So here’s my final tips for supporting your skin microbiome. As mentioned in previous posts it’s all about supporting the bacteria already present on your skin- eg no harsh antibacterial products. But it is also about ensuring our skin is exposed to a diverse selection of microbes in the first place!

Why having a pet can reduce atopic conditions

Did you know that having a pet (with fur- fish don’t count!) can increase the amount of bacteria our skin is exposed to? Research has suggested that being exposed to pet dander as a child (or adult- it’s never too late!) reduces allergies, asthma and eczema. It is thought that the bacteria we are exposed to is the reason why. 

Farmer’s children have fewer allergies

This may seem like a random fact throw out there especially if you’re not a farmer’s child. However, spending time outdoors in nature is a great way to meet some friendly bacteria. It has been shown that children growing up on dairy farms have fewer atopic conditions. There is a particular type of microbe in the feaces of cows that is beneficial to our microbiome. So next time you’re out in the country take in a great big lung full of that lovely country air! 

Natural fibres contain helpful bacteria

When we wash our clothes we are aiming to dilute the number of microbes on our clothes and bedding and make them smell nice of course! Washing at 60 degrees may get rid of dust mites but it won’t kill all bacteria. This is a good thing because remember we don’t want to live in a sterile environment.

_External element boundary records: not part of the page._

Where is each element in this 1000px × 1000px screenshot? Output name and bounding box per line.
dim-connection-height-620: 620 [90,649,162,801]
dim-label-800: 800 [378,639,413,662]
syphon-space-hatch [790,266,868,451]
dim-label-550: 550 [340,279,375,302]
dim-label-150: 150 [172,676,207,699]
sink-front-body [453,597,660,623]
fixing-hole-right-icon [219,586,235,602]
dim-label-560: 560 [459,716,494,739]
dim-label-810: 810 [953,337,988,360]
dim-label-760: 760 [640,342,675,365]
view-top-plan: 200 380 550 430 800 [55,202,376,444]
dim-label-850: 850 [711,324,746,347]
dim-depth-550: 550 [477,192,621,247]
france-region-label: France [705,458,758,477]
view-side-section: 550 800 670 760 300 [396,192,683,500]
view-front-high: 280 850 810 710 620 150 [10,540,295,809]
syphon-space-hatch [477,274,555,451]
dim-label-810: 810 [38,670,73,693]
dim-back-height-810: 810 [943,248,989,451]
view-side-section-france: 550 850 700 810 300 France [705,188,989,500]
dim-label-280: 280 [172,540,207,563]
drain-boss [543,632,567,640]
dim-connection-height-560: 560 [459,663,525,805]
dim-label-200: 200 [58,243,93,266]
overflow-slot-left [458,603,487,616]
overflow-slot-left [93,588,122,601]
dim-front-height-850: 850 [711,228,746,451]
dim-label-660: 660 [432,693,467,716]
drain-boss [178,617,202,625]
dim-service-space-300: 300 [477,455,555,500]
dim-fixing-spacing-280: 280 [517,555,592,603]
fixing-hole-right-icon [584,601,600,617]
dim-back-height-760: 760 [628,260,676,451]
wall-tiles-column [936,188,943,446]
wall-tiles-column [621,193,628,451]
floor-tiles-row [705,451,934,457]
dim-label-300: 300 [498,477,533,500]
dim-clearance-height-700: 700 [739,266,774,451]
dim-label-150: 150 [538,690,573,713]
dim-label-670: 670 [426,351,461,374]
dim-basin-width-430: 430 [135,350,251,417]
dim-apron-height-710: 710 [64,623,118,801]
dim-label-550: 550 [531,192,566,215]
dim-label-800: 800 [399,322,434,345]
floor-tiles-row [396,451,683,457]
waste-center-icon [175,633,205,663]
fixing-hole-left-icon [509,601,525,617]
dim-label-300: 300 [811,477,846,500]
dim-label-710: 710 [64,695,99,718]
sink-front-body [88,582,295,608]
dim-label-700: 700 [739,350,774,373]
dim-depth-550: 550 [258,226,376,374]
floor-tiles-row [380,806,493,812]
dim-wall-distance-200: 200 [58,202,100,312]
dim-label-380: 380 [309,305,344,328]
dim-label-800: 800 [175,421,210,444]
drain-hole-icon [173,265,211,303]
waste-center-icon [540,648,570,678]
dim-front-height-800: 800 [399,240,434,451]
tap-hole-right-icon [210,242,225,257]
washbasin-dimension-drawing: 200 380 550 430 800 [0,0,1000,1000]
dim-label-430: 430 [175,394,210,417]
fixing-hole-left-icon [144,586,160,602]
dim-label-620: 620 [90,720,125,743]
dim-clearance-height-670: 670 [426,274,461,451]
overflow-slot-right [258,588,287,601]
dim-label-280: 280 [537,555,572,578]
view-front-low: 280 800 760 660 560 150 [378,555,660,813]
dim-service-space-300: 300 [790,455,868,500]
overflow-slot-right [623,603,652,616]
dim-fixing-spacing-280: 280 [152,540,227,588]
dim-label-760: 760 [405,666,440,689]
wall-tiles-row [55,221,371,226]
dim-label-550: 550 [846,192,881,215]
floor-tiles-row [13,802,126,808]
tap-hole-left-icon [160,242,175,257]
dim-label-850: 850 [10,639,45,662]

But here is the interesting bit-natural fibres, when tested after washing contained more of the helpful bacteria that we want on our skin and man made fibres tended to harbour more of the harmful bacteria than is good for our skin. So it’s got to be cotton or wool for me. 

Related:  10 things to avoid if you have eczema

In summary, whether you were born by c section or natural delivery there are plenty of ways to support your skin microbiome. 

I’ll finish by pointing out that no single system in the body works alone. Your skin and your gut microbiome are connected so you guessed it- if your skin microbiome has been compromised then so has your gut. A lot of what has been discussed in terms of your skin microbiome will also support your gut but there will more on specific ways to support your gut in the near future.